En esta temporada, lo que se disputa ya no es el chiquitaje de la interna partidaria sino una lucha subterránea en un mapamundi tironeado entre Oriente y Occidente. ¿Y la cáscara de la pelea? Los derechos lgbti. Las auténticas Pussy Riot (dos de ellas, Nadya Tolokonnikova y Masha Alyokhina) se prestaron para grabar uno de los capítulos haciendo de ellas mismas: ex presas políticas mundialmente famosas. También grabaron una coda punk para el cierre de un episodio. Ese mismo capítulo abre con una manifestación en suelo norteamericano contra las leyes homofóbicas puestas en marcha en Rusia y motivada por la visita del presidente ruso de la ficción, Víctor Petrov (esas “VP” no son mera coincidencia), a la Casa Blanca. La reunión está auspiciada por esa muletilla de “llegar a un acuerdo de paz para Oriente Medio”. Hay una cena protocolar en honor a un Petrov que no termina de ser antipático mientras toma vodka finísimo como agua mineral, forcejea hasta robarle un beso a la impoluta primera dama e incita al fondo blanco. El mismo es el blanco de los ataques de las Pussy Riot, estratégicamente invitadas por Francis a la cena para incomodar a su par ruso. Cuando las Pussy logran que a Petrov se le atragante el bocado, vuelcan el vodka y salen de escena. A la serie la siguen desde Obama hasta Aníbal Fernández. ¿Será el mensaje de las Pussy un golpe directo al corazón del mismo Putin, que tal vez se cuente entre los fanáticos del maquiavélico Francis Underwood?

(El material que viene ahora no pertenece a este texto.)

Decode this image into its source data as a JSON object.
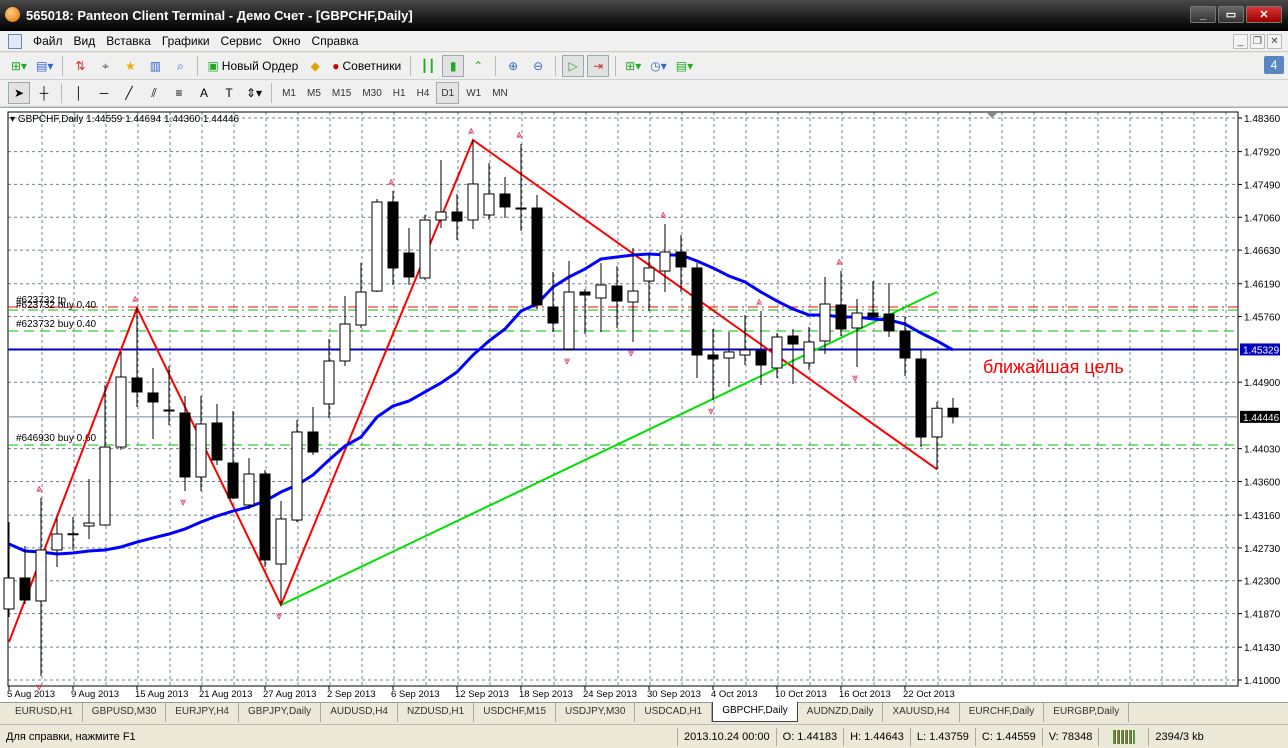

Más adelante Underwood viaja a Moscú para reconciliarse con Petrov, negociar la liberación de Michael Corrigan (activista gay norteamericano detenido por la ley rusa contra la propaganda homosexual) y un plan para enviar tropas al Valle de Jordán (Jordania). Pero las cosas no salen como esperaba. Claire y Francis podrán llevarse al prisionero a casa, pero antes el activista deberá hacer una declaración para la prensa que lave la imagen del Kremlin: debe disculparse por haber violado las leyes de ese país, que le prohíben exponer ante los niños “su sexualidad no tradicional”. A cambio de esto Petrov le dará a Estados Unidos el voto necesario en la ONU para colocar sus tropas en el Valle de Jordan. Claire visita a Corrigan en su celda y le explica que su liberación será a cambio de esa disculpa. A lo largo de todo un día y una noche los presidentes ponen y sacan soldados y drones como en el TEG. Mientras, la primera dama, dentro de la cárcel, intenta convencer al activista de que se humille públicamente para volver al hogar. Es obvio: el activista es para Francis y Claire una ficha descartable pero crucial. Exhausta de discutir con Corrigan, la primera dama se acuesta a descansar adentro de la celda. Cuando despierta, ve que Corrigan se ha ahorcado con su bufanda. Fin de las negociaciones.
Es difícil decir a quién le importa menos el suicidio, si a Estados Unidos o a Rusia, siempre y cuando no trasciendan las circunstancias en las que se produjo. Pero esa muerte es una bomba de tiempo diplomática que, si bien no detona en las manos de ninguno de los mandatarios, lo hará –luego nos enteraremos– en la cama matrimonial del Sr. Presidente y Sra. Y la verdad es que a Petrov también le importa poco la ley antigay sancionada durante su gobierno (“Lo hago porque la mayoría de mi pueblo sí cree en la tradición. Tengo que mostrar solidez. Tengo ministros y un sobrino como él”, se defiende Petrov como quien avisa que tiene un amigo judío). El pink washing, esa sensación de tierra amigable que usa los derechos de mujeres y personas lgbti como una enjuagada rosa para tapar la violación de otros derechos y como excusa para invadir a todo el que no sea reconocido como occidental y moderno, es un concepto que recorre –sin que nadie pronuncie en la serie semejante tecnicismo– parte de esta temporada de House of Cards. Paradojas de la trama: el joven activista es quien, en conversación con Claire, viene a poner en cuestión –según él mismo dice– “la hombría” del hombre más poderoso del mundo. Y lo hace en medio de la disputa para descifrar cuál de los dos bloques que alguna vez fueron irreconciliables la tiene más grande y saldar, a lo macho, una guerra fría de voluntades.